Die Bio-Kürbisse kamen bei den Kunden gut an und die Mertens beschlossen, weiterzumachen. Heute wachsen jedes Jahr im Sommer 22 verschiedene Kürbissorten auf dem Feld der Familie. Kleine Zierkürbisse sind darunter und außergewöhnliche Sorten wie die weiße Caperita, der köstliche Spaghetti-Kürbis, der besonders lang haltbare Butternut-Kürbis und der bekannte Hokkaido. Im Laufe der Zeit hat Nicole Mertens zahlreiche Kürbisrezepte gesammelt und ausprobiert. Die besten Koch- und Backideen gibt sie den Kunden passend zur ausgewählten Kürbissorte kostenlos mit.

In ihrem kleinen Gartenlädchen verkauft die Vorsterin auch süß-sauer eingelegten Kürbis im Glas, selbstgekochte Kürbis-Apfel-Marmelade, lustig bemalte Kürbisgesichter und Kürbis-Secco, den sie vom Winzer bezieht. "Das hat sich alles nach und nach so entwickelt", erzählt die 43-Jährige. Nach und nach ist auch der Anbau professioneller geworden.

So werden die Kürbisse heute etwa mit einem fahrbaren Spültisch direkt auf dem Feld gewaschen. Auch die Bewässerung erfolgt bei trockener Hitze mit einem Wassersprinkler. Das Unkraut aber zupft Nicole Mertens immer noch mit der Hand.

"Wir wollten von Anfang an Kürbisse, bei denen die Schale mit gegessen und mitverwendet werden kann und das bedeutet, dass wir nichts spritzen können", sagt die Vorsterin. Auch geerntet wird jeder Kürbis von Hand. "Die Sorten, die groß und schwer werden, habe ich deshalb in die vorderen Reihen gesetzt, dann müssen wir sie nicht soweit tragen", sagt die 43-Jährige, die auch schon mal Exemplare auf ihrem Feld hat, die 15 bis 20 Kilogramm schwer sind.

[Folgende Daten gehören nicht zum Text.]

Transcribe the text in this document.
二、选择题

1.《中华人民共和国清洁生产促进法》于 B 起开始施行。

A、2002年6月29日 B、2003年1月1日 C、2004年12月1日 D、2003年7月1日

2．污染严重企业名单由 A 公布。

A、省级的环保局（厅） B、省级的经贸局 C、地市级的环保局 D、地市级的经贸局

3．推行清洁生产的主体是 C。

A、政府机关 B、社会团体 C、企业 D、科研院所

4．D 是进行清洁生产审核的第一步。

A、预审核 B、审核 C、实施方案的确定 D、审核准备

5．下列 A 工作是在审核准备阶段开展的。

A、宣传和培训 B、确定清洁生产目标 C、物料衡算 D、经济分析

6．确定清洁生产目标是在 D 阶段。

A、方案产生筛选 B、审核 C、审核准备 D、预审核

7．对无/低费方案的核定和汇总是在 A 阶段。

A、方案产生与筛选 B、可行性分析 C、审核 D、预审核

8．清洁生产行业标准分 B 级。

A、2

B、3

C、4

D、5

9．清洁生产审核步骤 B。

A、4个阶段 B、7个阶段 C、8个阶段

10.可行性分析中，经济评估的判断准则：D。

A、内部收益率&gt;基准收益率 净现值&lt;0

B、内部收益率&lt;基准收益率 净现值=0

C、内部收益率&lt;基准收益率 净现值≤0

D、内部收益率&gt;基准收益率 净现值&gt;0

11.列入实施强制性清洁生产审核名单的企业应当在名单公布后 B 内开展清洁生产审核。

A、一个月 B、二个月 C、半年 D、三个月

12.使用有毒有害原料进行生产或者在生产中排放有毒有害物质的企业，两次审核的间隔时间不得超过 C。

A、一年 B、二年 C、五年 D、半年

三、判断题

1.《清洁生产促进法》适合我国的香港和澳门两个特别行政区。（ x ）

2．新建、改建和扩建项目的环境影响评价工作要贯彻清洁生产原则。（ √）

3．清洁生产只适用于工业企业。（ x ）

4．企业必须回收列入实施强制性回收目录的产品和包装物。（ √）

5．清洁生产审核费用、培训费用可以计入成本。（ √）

Zurzeit bereitet Familie Mertens das Halloween-Schnitzfest vor, mit dem jedes Jahr die Saison am Graverdyk endet. In diesem Jahr lädt der Kürbishof für den 28. Oktober zum Schnitzen ein. Mit dem speziellen Werkzeug, das die Familie zur Verfügung stellt, sei die Arbeit auch für Kinder leicht und ungefährlich, versichert Nicole Mertens. "Außerdem macht es den Kindern meistens viel Spaß, ihren eigenen Kürbiskopf zu gestalten, und für die Feinmotorik ist es auch eine gute Übung." Und das hat sich wohl herumgesprochen, denn das Schnitzfest erfreut sich großer Beliebtheit. "Im vorigen Jahr waren den Tag über 80 bis 100 Gäste hier", erzählt die Vorsterin. Bei schlechtem Wetter vor Regen geschützt sitzen die Besucher unter einem Pavillon und können ihrer Kreativität freien Lauf lassen. Und wer so gar keine Idee hat, wie er seinen Kürbis gestalten soll, der findet auf dem Hof reichlich Anregungen, denn bei Familie Mertens werden die Kürbisse nicht nur gegessen, sie dienen auch als herbstliche Dekoration im Garten und auf den Fensterbänken.